Massachusetts had the opportunity to adjust and fine-tune theirs. Obama, in the face of 8 years of determined and relentless opposition to kill his signature program, was never afforded the same opportunity. Specifically, 19 states not only didn’t stay neutral, they went nuclear. Many sat on their hands rather than work on state exchanges. 19 refused what became a 100/0 deal to cover cost of expansion of Medicaid. Remarkably, 20 million Americans still participated. Both legs of the program, as in Canada, embraced local control, and were provided a relatively free hand. For example, appeals for experimental models, as with Arkansas’s use of private insurers for Medicaid, were given a green light and proved successful, in part because it shielded and protected their poor and vulnerable citizens from discrimination by local providers.
But that was then and this is now. Paul Ryan’s plan, including caps on Medicaid, has run into stiff Republican head wins. This is not because the CBO (which they preemptively undermined) believes 24 million will ultimately be uncovered as they once again arrive in desperation on ED doorsteps across the nation (the good old days.) Rather its because analysts, with near uniformity, are predicting disaster – especially for the rural and elderly poor who figured prominently in their own and Trump’s election.
So what should we do?
As in Canada, we need to embrace local support, involvement, and sustainability. That means dealing the states in, but remaining united.
We do need a mandate. All citizens must contribute up to their means. This means fine-tuning the incentives so that people, especially young people, act.
We also need to help fund our health programs with graduated taxes on our most wealthy. Income disparity is now the greatest threat to our democracy. Supporting national health helps spread the wealth in more ways then one.
We need to build on the Medicaid success, and continue to support state waivers in the interest of openness and experimentation.
We should not move to block grants. That just passes the buck. Instead let’s work with state leaders to incentivize the creation of compassionate financial brakes on the system. We are all in this together, and we’ve proven that some states, if left in the darkness, will tolerate great suffering of their people rather than share resources or responsibility.

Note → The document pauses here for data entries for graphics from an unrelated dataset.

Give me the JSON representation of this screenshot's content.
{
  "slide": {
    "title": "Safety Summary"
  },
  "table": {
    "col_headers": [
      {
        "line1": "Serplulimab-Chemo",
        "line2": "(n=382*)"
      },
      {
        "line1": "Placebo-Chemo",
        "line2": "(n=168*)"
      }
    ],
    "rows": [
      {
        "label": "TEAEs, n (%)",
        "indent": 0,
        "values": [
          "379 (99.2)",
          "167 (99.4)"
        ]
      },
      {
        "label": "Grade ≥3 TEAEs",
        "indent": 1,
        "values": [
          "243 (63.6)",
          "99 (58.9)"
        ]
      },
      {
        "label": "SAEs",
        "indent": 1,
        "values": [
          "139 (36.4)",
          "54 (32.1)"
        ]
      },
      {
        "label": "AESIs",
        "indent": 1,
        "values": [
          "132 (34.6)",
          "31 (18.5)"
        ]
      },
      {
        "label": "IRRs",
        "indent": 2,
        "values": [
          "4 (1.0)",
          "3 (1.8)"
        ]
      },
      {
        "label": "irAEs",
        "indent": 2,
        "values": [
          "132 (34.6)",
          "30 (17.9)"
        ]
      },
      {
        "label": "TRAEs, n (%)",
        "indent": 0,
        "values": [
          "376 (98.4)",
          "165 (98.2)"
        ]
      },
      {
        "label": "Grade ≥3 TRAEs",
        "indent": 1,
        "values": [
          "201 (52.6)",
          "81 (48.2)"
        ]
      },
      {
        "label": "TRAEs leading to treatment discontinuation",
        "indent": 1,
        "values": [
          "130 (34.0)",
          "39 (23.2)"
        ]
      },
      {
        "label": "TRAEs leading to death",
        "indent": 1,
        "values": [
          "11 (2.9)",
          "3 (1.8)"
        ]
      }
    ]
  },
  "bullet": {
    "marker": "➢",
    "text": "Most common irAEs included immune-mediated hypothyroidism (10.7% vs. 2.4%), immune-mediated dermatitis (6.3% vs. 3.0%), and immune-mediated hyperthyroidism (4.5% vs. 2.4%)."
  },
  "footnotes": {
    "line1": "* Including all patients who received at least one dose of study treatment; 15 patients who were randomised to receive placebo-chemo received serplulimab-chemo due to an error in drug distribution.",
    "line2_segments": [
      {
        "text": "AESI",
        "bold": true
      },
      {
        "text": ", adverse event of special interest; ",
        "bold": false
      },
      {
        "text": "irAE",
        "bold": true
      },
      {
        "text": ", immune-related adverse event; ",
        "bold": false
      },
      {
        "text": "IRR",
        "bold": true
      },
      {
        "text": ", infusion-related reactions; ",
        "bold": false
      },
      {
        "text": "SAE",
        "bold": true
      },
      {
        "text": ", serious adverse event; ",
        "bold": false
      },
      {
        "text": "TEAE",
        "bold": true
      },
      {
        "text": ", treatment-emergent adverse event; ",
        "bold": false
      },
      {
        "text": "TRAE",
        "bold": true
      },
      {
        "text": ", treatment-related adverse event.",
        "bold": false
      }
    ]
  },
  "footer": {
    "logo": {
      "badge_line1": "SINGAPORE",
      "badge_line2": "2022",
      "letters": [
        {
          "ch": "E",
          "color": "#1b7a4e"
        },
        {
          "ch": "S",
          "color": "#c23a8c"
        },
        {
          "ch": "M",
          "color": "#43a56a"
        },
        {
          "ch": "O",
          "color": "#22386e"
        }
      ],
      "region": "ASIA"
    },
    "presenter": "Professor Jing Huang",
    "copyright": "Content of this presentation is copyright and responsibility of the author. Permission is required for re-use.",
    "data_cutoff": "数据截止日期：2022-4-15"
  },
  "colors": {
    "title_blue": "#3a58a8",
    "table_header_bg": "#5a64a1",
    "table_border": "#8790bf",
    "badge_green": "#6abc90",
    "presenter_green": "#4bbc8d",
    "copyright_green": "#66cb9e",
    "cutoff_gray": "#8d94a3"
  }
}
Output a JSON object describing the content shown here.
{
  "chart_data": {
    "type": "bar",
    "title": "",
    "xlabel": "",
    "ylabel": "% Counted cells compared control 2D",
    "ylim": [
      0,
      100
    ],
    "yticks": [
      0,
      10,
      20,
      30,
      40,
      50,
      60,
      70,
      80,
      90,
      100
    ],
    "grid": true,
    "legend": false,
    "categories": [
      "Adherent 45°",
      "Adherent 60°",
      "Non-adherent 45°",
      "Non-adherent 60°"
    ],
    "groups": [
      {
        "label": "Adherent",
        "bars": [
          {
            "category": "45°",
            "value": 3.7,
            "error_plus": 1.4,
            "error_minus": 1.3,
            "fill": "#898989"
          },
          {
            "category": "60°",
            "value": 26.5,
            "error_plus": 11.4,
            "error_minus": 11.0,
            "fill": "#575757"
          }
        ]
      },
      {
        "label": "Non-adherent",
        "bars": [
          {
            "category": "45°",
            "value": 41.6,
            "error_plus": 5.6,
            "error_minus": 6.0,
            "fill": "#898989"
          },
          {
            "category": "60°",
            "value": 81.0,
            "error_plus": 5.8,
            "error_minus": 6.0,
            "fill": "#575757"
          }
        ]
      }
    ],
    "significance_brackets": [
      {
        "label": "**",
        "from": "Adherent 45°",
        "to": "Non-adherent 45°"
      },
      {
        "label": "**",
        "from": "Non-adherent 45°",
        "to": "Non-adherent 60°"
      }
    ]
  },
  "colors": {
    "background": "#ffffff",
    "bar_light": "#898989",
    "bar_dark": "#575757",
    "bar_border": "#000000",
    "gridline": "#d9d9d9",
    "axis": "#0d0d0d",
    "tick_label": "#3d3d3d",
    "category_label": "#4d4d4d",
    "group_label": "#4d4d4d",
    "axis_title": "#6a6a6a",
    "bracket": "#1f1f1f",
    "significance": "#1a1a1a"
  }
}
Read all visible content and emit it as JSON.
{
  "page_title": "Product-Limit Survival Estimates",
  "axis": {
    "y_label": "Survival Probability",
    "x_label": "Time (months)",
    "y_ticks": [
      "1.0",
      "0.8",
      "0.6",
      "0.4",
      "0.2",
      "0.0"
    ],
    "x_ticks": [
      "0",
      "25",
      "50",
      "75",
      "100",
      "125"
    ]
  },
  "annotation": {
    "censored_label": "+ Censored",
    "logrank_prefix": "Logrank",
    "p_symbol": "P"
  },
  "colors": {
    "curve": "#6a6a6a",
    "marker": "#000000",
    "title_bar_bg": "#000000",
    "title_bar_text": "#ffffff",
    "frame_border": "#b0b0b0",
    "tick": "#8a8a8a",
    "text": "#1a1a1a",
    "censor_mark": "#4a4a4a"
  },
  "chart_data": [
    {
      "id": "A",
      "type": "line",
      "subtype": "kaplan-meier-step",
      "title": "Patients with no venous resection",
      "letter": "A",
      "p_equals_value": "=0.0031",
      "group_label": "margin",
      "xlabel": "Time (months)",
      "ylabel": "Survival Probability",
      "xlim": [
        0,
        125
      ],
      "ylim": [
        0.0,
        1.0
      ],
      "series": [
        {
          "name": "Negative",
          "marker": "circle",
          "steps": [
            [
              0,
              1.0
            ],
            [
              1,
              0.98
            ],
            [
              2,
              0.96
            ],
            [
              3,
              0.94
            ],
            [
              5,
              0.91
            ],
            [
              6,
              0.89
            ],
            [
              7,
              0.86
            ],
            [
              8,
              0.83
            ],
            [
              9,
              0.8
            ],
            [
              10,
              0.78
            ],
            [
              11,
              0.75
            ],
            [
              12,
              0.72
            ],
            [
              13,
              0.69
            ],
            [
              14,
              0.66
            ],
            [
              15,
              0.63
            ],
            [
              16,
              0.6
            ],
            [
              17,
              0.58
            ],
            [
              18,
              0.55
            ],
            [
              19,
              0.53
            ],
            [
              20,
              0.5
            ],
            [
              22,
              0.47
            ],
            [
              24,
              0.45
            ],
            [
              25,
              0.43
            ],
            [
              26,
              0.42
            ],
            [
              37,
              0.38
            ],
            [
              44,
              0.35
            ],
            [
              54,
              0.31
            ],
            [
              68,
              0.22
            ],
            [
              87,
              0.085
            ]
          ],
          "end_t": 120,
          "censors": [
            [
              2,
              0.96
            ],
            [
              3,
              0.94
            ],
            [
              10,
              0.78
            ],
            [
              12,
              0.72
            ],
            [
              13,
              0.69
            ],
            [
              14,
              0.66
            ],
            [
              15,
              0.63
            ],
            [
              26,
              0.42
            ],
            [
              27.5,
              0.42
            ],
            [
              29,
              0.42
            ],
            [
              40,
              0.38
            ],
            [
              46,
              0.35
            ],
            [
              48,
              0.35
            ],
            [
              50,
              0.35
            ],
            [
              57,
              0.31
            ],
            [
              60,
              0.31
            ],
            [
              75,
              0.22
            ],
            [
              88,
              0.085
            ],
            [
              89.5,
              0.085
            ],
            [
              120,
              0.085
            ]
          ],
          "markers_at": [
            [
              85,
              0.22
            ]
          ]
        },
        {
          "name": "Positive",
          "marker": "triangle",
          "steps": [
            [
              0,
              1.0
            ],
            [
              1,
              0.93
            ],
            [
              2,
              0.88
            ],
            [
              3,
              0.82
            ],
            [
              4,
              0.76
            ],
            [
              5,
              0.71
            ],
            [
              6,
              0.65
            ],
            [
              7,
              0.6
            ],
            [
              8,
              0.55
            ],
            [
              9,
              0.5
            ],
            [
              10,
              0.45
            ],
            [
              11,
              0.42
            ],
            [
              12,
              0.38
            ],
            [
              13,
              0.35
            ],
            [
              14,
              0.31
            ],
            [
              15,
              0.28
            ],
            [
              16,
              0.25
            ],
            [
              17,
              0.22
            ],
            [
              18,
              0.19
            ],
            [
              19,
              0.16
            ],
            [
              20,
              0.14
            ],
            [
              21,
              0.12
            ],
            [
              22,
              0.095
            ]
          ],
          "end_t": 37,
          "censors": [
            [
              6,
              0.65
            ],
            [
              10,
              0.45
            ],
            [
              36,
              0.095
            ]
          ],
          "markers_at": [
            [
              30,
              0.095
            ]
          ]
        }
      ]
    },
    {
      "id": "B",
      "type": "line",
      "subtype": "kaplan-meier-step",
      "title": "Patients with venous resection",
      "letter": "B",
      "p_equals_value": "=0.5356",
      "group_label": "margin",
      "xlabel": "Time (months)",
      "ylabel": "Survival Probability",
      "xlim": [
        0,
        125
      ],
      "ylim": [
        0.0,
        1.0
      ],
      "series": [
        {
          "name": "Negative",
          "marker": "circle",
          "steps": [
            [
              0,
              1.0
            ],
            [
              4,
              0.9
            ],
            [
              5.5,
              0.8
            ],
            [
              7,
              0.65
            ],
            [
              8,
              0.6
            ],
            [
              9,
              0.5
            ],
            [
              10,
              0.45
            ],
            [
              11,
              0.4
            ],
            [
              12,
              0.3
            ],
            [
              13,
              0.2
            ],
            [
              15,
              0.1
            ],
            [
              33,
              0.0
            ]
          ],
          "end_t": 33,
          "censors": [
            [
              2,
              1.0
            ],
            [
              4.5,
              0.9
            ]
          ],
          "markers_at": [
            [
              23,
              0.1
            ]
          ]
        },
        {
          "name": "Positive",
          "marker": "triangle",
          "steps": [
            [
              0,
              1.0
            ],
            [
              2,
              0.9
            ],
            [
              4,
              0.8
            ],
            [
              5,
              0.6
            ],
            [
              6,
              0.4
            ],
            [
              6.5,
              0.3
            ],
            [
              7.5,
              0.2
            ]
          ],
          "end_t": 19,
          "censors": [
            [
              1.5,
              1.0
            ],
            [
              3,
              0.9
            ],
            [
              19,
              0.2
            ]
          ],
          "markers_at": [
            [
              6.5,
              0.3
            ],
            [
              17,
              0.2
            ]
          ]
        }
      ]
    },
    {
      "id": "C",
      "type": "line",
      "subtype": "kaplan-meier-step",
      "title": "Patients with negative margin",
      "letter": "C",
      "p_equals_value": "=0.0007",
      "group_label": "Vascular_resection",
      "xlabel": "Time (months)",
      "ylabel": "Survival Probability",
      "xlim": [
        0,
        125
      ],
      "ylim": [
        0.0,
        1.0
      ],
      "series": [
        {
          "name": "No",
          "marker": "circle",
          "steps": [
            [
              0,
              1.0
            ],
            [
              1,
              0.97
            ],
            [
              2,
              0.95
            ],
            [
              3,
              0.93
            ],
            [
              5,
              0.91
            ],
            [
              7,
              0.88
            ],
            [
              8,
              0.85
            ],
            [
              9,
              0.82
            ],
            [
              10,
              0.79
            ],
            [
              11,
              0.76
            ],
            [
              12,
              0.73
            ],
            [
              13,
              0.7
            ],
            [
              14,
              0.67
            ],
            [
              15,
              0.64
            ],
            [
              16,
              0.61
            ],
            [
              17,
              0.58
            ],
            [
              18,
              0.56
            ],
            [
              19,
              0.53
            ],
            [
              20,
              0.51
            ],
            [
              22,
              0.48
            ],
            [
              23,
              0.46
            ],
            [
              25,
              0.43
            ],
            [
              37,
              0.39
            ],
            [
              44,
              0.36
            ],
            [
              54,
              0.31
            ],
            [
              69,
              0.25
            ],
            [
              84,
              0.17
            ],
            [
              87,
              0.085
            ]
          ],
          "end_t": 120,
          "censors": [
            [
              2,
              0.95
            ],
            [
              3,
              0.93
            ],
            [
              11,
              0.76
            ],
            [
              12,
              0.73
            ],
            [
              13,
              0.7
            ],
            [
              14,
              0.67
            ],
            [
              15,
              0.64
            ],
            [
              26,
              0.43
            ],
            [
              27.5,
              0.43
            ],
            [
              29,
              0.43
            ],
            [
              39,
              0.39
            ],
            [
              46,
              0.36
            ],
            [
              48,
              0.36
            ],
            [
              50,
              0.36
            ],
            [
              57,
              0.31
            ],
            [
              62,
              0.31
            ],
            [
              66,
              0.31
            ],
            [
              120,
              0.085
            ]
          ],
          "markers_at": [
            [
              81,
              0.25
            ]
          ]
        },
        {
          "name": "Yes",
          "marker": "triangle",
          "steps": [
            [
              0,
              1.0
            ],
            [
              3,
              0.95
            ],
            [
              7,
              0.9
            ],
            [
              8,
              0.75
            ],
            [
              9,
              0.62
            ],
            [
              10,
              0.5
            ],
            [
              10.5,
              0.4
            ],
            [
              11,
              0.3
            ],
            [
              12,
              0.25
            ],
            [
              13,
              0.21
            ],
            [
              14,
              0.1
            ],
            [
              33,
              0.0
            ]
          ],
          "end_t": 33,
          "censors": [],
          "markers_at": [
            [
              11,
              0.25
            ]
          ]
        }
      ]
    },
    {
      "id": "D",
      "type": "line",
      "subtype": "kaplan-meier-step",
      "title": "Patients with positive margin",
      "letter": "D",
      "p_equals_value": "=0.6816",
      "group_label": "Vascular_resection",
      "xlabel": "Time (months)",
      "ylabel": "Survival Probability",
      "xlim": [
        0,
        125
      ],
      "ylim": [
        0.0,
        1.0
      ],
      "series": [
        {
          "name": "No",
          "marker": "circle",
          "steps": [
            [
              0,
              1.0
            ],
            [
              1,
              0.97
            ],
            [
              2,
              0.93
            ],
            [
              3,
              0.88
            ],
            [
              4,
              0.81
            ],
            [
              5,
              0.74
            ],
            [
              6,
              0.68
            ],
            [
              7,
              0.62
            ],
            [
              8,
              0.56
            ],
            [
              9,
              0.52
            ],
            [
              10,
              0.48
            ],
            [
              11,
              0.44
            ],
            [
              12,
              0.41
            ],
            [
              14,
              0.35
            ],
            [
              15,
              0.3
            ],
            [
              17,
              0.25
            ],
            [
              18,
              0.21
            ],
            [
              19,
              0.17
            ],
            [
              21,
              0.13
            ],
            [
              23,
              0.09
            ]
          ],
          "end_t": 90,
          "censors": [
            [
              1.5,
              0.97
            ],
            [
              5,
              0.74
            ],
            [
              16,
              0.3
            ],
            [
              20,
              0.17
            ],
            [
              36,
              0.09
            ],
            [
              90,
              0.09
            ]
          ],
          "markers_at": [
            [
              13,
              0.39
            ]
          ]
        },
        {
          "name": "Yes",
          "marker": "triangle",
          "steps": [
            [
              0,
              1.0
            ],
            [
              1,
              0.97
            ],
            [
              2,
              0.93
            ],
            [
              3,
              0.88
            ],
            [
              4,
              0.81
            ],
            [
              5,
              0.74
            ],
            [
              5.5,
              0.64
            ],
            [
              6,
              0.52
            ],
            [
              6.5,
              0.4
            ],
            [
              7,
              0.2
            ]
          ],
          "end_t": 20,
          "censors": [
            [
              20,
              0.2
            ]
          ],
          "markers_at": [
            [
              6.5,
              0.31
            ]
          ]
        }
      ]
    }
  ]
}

We need to be confident that many of the 19 state hold-outs will now choose to participate. If they do not, we need a back-up plan that does not depend on the largess of private insurers.
We need to call the private insurers bluff. They want to get out of the business. Fine. Get our best national and state public health financial people on the first plane to Canada, and figure out what they did to make Canada the top payer. If our private insurers wilt, we will have gained resources not lost them.
The U.S. health care system is at a turning point. On that we can all agree. Our problem is not lack of resources or options. Our problem is largely cultural and historical. Canada’s health care system is by no means perfect. But as we have seen, in their embrace of universality, diversity, transparency and flexibility, their experience could well inform this nation’s next steps.